Saturday, February 19, 2011

“Out of the mouth of babes…”


…and teenagers.  One of my (many) side projects here in Ghana is supporting a new partnership for a set of four senior high schools, two in Kumasi and two in Washington, DC, schools.  This partnership is intended to culminate in two videoconferences, one in March and one in May, on the general topic of migration.  MCI and the United Nations Association for the National Capital Area (UNA NCA), which runs the Model UN conferences in DC, are working together on this project.  [Editor’s note: what a blast from the past.  Back during my high school years, I participated in Model UN multiple times.  My favorite year had to be the one that we were France—not because I like the French in particular but because you make an awful lot of friends at a Model UN confernce as a permanent member of the Security Council.]

The topic of migration is of interest both to MCI, in terms of migration within a country from the villages to the major cities, and to the UNA NCA, in terms of migration between countries.  My primary role in this project has been to get the two Kumasi schools up to speed on the project and to help surmount the numerous technical challenges, from unreliable Internet access to a lack of experience with using Skype.  We are fortunate that Skype just released the ability to do group video calls and are crossing our fingers that it will let us have a 4-way discussion with all the schools involved. 

Upon visiting one of the schools, the teacher on the project asked me to talk to the five girls who are working on the project.  This teacher is not biased against boys—this senior high school happens to be an all-girls school.  I had no idea what to say to them and, quite frankly, was a bit scared about talking to a group of Ghanaian teenagers.  But he mainly wanted me to answer any questions they might have had about the program, so I was willing to give it a go.

Sitting to one side of the computer lab, the five girls and I started discussing the program.  I explained that I was in Ghana for six months as a volunteer to MCI from GlaxoSmithKline, my company, which is paying for my stay here.  They relentlessly grilled me with tough questions, like “What is the focus and end goal of this project?”  I felt a bit helpless, given that I still didn’t fully know why they were in this program.  In reviewing some email threads, I ran across the verbiage that it is intended to help “students and teachers focus on issues of global concern”.  I don’t think that that explanation fully satisfied them, and we wandered to other, more personal topics of discussion.

They were very interested in finding out what I thought of Africa before I came to Ghana.  In formulating my response, I felt a bit embarrassed because I wasn’t sure how they would take it.
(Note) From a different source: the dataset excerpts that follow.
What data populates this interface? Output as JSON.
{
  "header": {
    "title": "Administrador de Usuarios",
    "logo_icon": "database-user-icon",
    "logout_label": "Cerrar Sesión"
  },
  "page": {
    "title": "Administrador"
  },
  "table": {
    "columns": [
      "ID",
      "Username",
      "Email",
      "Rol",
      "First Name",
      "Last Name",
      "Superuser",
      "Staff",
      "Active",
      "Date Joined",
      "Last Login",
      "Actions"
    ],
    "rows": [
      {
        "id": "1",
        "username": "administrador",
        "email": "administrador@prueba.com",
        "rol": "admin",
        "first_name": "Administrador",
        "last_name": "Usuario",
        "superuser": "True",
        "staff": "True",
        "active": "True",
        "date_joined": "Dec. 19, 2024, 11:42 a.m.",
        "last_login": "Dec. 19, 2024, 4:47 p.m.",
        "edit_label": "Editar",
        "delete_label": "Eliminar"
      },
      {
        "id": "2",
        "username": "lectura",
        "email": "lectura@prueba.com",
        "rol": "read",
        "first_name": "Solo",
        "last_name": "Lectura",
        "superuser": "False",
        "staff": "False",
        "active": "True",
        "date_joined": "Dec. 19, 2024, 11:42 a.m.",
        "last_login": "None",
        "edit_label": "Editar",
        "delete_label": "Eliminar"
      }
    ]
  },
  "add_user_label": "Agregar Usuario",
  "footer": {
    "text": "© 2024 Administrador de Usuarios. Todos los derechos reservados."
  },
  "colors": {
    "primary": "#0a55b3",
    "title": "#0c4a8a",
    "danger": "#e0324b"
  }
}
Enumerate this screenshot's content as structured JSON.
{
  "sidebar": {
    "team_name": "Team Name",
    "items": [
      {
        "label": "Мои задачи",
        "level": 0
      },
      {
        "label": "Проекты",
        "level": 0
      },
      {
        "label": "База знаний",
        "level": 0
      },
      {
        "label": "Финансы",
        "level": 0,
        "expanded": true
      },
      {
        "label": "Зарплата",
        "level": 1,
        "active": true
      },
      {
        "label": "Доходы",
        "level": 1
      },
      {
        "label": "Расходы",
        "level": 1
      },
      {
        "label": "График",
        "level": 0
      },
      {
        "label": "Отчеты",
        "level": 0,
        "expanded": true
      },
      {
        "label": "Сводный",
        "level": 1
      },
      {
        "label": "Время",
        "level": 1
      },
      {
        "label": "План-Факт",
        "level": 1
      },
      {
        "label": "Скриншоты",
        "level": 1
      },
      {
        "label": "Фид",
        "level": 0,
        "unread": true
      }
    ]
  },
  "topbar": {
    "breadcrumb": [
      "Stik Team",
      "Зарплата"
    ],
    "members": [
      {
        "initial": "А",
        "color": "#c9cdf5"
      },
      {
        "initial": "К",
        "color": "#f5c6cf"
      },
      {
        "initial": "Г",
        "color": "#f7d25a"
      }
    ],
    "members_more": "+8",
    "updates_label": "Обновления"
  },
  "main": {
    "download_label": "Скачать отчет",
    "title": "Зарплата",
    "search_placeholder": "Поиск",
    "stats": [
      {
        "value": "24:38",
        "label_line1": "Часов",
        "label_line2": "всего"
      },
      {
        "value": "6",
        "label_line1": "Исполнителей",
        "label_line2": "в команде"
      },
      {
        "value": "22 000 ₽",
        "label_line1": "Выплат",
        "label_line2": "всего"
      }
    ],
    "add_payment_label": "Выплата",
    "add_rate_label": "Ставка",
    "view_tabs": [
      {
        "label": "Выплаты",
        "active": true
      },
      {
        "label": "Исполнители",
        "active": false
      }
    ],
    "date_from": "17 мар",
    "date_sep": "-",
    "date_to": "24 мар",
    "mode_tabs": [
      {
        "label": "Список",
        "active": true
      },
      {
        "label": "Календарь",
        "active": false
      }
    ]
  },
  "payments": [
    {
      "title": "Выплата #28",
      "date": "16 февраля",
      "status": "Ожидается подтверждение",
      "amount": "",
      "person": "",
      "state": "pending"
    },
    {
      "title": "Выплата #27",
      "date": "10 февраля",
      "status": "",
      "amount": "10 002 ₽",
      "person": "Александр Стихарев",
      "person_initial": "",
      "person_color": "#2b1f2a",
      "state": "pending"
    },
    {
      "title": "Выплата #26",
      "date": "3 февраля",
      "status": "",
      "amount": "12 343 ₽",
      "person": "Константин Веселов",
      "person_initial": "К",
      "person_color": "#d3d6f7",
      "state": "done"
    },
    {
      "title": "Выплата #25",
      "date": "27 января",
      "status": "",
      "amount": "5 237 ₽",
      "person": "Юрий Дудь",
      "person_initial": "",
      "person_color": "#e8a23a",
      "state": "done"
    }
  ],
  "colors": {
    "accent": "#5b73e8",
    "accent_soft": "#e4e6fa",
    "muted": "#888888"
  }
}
In my pre-reading for this assignment, I’ve developed a healthy guilt about how we in the developed world have treated the African continent primarily as a source of natural resources and now tend to assuage that guilt by dumping boatloads of money on them.  “I had the opportunity to visit South Africa a few years ago and I saw the kilometers of shantytowns outside Cape Town…”
“And you wanted to come help us?”
“ Well, yes.”
 But I went on to explain that even before I arrived here, I had begun to learn how different Ghana is from much of Africa through conversations with my Ghanaian co-worker.  I told them stories about how proud the Ghanaian diaspora is of their country, from the Ghanaian man flying back here through the RDU airport who was thrilled to hear LJ tell him I was living here to the Ghanaian cab driver in New Zealand whose face lit up like Christmas when he heard me talking about his country to my sister.

I think they were somewhat satisfied with my views of Africa, but they expressed their displeasure about the views of other foreigners, an issue I can understand from personal experience.  When I started telling people I was moving here, I can’t even begin to count the number of people who asked questions like “Is it safe there?” or “Is that one of the countries with all the wars?”  I explained to the girls that many people in the US think African countries much like US states, instead of recognizing the much larger differences between these disparate countries.  These views get very little help in changing, in large part due to media’s unceasing focus on Disaster TV to gather ratings.

One of the girls told me what someone in the US told her that they think about Africa. 
“They think we live in trees!”
I was completely stunned by this statement but I recovered my wits quickly enough to try to use it as a teaching moment. 
“That’s it!  That’s the goal of this program.  By participating in this partnership, at least two more schools in the US will have students who will know that you don’t live in trees.”

That would have been the end of the story and the end of this post had it not been for another conversation that I had today.  One of the JHS schools is actively involved in partnerships with the UK, in which some British students have had the opportunity to come to Ghana to learn about life here.  In telling a story about one British youth who had visited, this head teacher said, “He thought we lived in trees.”

I couldn’t believe that I had heard that twice in one week.  Never in my wildest thoughts had I entertained the notion that Africans live in trees and I told him that.  I suffered from my own misconceptions in thinking that many more people live in tiny shacks than actually do, which somehow that seems less ridiculous to me.  But perhaps it’s no less troublesome to an African to hear, as it still demonstrates a lack of knowledge on my part. 

So there you have it.  Today’s lesson is that Africans don’t live in trees.